Recovering from an injury isn’t a straight path. It curves like the picture to the left. So how can you tell you are getting closer?
In many, many ways recovering from a physical injury is different from recovering from a psychological injury. The reaction of others, the types of professionals you will see, the time frame and the strategies can all be vastly different one from the other. There is one way that is nearly always the same though.
Recovering from an injury will usually involve being held back by your own body just at that point where you feel you are getting better.
It’s that point where you start walking distances again and you get a sharp pain in your leg, or the absolute tiredness you experience during that day when you were confident you could get out of the house again, or it might be a small injury which is multiplied despite it being one you would have shrugged off before you were injured.

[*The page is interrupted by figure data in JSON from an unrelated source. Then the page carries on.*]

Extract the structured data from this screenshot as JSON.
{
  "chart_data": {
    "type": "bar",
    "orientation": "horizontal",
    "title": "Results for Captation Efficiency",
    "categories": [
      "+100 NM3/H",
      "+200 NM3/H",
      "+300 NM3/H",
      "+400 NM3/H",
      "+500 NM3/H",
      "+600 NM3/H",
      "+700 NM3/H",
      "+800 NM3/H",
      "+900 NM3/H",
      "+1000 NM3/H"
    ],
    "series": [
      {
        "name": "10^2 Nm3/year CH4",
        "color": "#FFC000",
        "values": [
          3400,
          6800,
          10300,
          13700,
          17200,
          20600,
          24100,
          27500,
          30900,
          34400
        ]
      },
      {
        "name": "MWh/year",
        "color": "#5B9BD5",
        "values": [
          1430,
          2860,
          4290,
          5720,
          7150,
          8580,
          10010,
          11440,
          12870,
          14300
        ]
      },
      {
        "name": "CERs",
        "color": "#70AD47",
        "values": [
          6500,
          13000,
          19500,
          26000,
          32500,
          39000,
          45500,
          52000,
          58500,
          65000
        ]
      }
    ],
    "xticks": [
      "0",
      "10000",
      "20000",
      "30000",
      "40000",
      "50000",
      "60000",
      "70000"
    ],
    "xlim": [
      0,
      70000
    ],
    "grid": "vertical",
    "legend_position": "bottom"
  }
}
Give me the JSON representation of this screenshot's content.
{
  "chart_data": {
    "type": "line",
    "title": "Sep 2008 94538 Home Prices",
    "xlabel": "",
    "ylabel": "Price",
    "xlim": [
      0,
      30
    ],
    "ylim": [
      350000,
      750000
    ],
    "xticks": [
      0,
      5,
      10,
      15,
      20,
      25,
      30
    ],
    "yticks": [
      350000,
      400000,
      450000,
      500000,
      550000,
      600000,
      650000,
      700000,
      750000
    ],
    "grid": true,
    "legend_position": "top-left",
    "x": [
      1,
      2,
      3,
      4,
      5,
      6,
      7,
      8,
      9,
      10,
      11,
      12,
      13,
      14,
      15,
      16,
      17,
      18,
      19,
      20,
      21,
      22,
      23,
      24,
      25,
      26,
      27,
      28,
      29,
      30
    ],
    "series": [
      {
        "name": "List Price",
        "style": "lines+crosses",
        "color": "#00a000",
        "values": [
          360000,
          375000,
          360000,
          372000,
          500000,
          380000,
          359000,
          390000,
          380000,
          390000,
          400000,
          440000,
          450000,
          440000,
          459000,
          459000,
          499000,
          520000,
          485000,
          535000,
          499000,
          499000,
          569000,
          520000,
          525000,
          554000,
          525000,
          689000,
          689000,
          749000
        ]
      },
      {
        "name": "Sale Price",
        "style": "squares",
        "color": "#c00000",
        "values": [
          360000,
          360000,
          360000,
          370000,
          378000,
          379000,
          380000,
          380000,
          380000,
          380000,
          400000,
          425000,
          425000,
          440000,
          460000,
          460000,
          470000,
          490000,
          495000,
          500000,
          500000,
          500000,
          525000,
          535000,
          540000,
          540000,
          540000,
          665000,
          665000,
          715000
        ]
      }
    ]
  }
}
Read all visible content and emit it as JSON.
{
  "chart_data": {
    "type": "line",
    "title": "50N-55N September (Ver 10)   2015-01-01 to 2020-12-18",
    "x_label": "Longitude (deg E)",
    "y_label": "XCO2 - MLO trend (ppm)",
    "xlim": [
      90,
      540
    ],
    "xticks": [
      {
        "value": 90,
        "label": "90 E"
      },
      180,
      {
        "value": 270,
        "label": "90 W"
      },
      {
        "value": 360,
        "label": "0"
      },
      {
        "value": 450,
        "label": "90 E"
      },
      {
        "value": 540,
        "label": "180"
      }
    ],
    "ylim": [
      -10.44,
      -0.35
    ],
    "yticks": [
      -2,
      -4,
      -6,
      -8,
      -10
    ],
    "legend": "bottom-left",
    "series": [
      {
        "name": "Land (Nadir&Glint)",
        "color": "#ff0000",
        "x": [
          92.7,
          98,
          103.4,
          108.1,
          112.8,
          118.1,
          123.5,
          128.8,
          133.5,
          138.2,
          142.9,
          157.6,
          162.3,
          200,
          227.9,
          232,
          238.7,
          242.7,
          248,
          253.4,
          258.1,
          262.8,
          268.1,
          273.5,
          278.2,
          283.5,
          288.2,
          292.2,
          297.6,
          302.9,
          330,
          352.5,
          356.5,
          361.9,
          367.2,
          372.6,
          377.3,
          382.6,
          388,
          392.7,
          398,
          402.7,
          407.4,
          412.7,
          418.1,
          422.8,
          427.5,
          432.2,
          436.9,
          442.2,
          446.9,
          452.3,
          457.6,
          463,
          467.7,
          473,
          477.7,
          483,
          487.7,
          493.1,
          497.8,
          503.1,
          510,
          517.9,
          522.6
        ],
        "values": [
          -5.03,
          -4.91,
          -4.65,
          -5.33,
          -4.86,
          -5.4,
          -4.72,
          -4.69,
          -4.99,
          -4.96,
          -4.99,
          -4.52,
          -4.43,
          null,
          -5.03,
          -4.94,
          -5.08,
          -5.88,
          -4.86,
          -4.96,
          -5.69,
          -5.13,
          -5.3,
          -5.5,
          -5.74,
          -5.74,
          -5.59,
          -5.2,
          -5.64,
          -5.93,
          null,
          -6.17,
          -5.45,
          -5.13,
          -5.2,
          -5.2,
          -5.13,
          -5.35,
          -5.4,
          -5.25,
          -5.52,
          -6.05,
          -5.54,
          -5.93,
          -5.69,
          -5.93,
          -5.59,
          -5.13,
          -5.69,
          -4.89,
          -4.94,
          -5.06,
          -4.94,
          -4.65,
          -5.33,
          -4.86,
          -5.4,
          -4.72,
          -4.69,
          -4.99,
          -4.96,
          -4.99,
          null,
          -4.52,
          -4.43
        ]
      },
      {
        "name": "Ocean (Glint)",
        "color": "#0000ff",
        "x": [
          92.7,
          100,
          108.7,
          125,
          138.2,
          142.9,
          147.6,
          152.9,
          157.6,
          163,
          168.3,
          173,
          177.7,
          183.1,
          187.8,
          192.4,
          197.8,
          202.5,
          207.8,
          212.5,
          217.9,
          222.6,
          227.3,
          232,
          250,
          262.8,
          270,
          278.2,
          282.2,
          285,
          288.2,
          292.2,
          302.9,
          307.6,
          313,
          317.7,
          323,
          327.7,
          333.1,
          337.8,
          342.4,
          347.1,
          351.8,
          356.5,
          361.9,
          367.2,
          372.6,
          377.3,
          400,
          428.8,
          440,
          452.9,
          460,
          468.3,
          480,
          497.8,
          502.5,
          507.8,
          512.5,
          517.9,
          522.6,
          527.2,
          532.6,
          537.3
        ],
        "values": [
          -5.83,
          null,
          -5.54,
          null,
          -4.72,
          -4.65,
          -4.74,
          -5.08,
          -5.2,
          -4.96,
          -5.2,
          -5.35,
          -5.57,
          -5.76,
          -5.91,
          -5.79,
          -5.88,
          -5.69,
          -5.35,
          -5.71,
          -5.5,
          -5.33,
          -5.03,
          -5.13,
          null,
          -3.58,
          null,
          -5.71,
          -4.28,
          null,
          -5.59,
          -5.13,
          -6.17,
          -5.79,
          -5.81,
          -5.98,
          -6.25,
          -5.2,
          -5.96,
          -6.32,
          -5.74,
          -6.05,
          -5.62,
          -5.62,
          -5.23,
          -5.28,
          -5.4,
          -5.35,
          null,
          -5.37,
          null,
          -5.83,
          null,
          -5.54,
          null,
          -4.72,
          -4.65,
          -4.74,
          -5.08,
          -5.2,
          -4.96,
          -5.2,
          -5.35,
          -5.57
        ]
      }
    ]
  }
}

When you talk to your medical team they will call it a “bump in the road” or something similar. What it feels like is quite different, it feels like you are going straight back to square one.
These feelings are normal but you are unlikely to be going back to the beginning. It is more likely that you are travelling a bit beyond what your body is capable of. That is frustrating but is not the end of the world because it also means you are getting better.
We like to think that recovering is a straight road, that if we do x and y we will keep improving. The reality is that it is a curved trajectory, one part of our body starts to get better but the compensation our bodies make for that injury means another part of our body has had to take more pressure than it should and deteriorates as well, as we get better we start to concentrate on those parts, this can feel like we are falling back. Or if you have a psychological injury it can feel worse, you may have a week, a month even a year of being “normal” then something happens to re-trigger the injury and we go back.
If we recognise that this is happening and its just a part of the recovery process it is easier to deal with, thinking that you are going back to the beginning is not just wrong, its unhelpful.